Reissues: Lulu and Cass Elliott from Real Gone Music

By Ken Paulson

LuluLulu and Cass Elliott, two of the sixties’ most prominent pop vocalists, found themselves at career crossroads at the close of that decade.

Lulu, known in the U.S. for “To Sir With Love” had left producer Mickie Most, hungering for a more substantive recording career. Mama Cass was pursuing a solo career following the dissolution of the Mamas and Papas. Both women had enjoyed success with their own television shows and saw themselves as entertainers rather than just pop singers.

Two Real Gone Music releases – Lulu’s Atco Sessions 1969-1972 and Elliot’s Don’t Call Me Mama Anymore – document the paths of both women in the early ‘70s.

The Lulu collection is particularly impressive. Atlantic Records producer Jerry Wexler brought Lulu to Muscle Shoals to work with the region’s famed musicians, apparently hoping to capture the same kind of feel found on Dusty Springfield’s Dusty in Memphis. The resulting album New Routes, contained here, is smooth and souldful, , fueled by the playing of Eddie Hinton, Jimmy Johnson, Duane Allman, Barry Beckett, David Hood and Roger Hawkins. It yielded “Oh Me Oh My (I’m A Fool for You Baby), one of Lulu’s handful of U.S. Top 40 hits.

The follow-up Melody Fair, was recorded at Criteria Studios in Miami, and had more of a pop feel, opening with the Beatles’ “Good Day Sunshine.” The title track was written by the Brothers Gibb (she was married to Maurice at the time) and she even covered Randy Newman’s “Vine Street.” The single “Hum A Song” (From Your Heart) stalled in the Hot 100, but deserved better.

The collection also includes a full disc of rarities, a number of which were presumably recorded for a third Atco release that would never come. Highlights include Lulu’s versions of Elton John’s “Come Down in Time” and Lesley Duncan’s “Love Song.”

The Atco Sessions find Lulu at the top of her game, accompanied by some of the finest studio players in history. Little wonder that New Routes and Melody Fair would be prove to be the two best LPs of her career.

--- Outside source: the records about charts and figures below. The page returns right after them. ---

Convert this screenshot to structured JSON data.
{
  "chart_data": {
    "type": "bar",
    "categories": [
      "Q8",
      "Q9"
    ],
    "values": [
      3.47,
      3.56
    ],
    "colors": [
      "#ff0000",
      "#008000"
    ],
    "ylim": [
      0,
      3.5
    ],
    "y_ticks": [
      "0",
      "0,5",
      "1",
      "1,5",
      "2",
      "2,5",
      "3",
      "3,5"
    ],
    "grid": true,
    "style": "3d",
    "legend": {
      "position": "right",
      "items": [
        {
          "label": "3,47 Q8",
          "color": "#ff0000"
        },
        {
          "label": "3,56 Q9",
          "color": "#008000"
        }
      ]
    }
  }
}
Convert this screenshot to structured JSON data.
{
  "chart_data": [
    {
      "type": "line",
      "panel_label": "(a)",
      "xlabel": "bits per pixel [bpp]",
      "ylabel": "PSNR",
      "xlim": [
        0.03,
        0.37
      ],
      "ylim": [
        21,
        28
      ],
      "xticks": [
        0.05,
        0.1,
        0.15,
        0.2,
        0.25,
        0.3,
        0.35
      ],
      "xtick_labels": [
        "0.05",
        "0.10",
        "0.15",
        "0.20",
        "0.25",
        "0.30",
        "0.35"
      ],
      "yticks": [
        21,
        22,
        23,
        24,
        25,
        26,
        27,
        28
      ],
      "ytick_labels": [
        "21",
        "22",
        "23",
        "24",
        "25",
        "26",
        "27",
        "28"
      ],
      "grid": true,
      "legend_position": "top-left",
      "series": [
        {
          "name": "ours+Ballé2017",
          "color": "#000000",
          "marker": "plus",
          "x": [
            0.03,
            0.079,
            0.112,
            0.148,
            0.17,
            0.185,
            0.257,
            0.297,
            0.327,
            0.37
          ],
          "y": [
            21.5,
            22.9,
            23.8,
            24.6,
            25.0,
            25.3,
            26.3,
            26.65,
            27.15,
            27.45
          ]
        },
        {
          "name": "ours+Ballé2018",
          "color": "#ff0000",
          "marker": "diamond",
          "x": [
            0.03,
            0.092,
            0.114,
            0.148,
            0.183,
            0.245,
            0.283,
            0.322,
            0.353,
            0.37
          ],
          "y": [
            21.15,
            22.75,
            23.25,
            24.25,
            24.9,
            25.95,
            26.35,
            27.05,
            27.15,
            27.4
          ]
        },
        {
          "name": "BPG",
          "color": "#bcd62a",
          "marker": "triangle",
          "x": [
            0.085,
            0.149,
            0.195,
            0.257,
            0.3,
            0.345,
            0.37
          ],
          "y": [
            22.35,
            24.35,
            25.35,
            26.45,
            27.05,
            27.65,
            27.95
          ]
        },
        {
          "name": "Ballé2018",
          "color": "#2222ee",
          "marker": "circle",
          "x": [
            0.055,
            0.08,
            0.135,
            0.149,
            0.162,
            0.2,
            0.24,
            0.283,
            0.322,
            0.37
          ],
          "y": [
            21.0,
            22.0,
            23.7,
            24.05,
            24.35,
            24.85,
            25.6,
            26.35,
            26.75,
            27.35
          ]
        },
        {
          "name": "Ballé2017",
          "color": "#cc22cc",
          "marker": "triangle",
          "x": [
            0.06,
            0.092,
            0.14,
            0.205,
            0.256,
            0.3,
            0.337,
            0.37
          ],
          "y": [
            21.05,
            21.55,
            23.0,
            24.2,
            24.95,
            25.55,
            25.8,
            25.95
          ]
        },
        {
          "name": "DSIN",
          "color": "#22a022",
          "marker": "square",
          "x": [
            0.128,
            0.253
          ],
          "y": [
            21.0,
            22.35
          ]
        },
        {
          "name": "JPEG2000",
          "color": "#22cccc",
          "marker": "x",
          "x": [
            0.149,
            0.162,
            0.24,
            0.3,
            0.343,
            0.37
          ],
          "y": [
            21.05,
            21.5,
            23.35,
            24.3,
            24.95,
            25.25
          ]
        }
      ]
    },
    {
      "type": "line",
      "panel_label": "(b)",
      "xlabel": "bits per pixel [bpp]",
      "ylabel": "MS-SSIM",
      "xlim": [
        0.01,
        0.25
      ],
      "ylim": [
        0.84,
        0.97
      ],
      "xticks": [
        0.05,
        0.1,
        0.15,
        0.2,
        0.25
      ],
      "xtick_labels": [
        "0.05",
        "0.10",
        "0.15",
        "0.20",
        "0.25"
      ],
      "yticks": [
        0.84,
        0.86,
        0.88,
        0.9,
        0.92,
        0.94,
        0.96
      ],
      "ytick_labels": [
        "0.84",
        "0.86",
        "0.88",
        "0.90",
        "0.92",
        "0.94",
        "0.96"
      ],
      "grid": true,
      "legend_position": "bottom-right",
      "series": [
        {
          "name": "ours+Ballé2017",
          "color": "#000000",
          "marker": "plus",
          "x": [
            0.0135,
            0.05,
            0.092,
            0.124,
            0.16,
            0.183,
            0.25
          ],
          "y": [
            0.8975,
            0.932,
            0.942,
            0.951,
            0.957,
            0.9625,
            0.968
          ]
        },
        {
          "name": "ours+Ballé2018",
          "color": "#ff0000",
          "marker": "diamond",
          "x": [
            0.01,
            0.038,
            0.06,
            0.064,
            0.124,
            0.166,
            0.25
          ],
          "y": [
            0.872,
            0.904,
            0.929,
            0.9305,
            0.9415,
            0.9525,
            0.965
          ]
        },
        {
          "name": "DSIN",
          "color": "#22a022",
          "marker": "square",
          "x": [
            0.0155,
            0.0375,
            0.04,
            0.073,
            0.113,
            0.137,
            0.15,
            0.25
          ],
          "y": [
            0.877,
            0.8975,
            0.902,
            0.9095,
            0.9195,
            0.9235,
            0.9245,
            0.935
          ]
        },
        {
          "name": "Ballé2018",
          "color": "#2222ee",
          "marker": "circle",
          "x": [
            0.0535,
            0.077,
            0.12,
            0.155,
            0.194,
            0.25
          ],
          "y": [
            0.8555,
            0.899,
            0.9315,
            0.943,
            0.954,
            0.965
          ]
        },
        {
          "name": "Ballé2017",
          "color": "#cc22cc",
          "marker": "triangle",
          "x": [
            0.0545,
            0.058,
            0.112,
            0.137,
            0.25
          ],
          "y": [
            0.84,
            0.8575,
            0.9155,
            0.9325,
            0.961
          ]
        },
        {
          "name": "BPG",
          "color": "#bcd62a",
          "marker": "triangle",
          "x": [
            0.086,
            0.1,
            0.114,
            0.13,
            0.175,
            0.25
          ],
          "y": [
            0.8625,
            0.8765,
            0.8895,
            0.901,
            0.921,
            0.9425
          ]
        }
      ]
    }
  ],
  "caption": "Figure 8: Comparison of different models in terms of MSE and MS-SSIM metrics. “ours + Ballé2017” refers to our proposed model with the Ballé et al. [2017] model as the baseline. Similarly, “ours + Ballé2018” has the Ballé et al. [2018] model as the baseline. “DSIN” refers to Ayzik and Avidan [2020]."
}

cassDon’t Call Me Mama Anymore is a live recording capturing Cass Eliott at Mr. Kelly’s nightclub in Chicago. It was an era in which pop and soul artists – most notably the Supremes and Temptations – would gravitate to high-end nightclubs in an effort to broaden their appeal beyond the Top 40 audience.

The album reveals a charming, determined-to-please performer that doesn’t just rely on her hits to entertain. There’s a torch song medley, a cover of Paul McCartney’s then-new “My Love” and a comical turn that implores people to stop calling her “Mama Cass.”

Bonus tracks include a medley of her solo hits and the previously unreleased “Don’t Make Me a Memory.”

Don’t Call Me Mama Anymore is a sweet souvenir.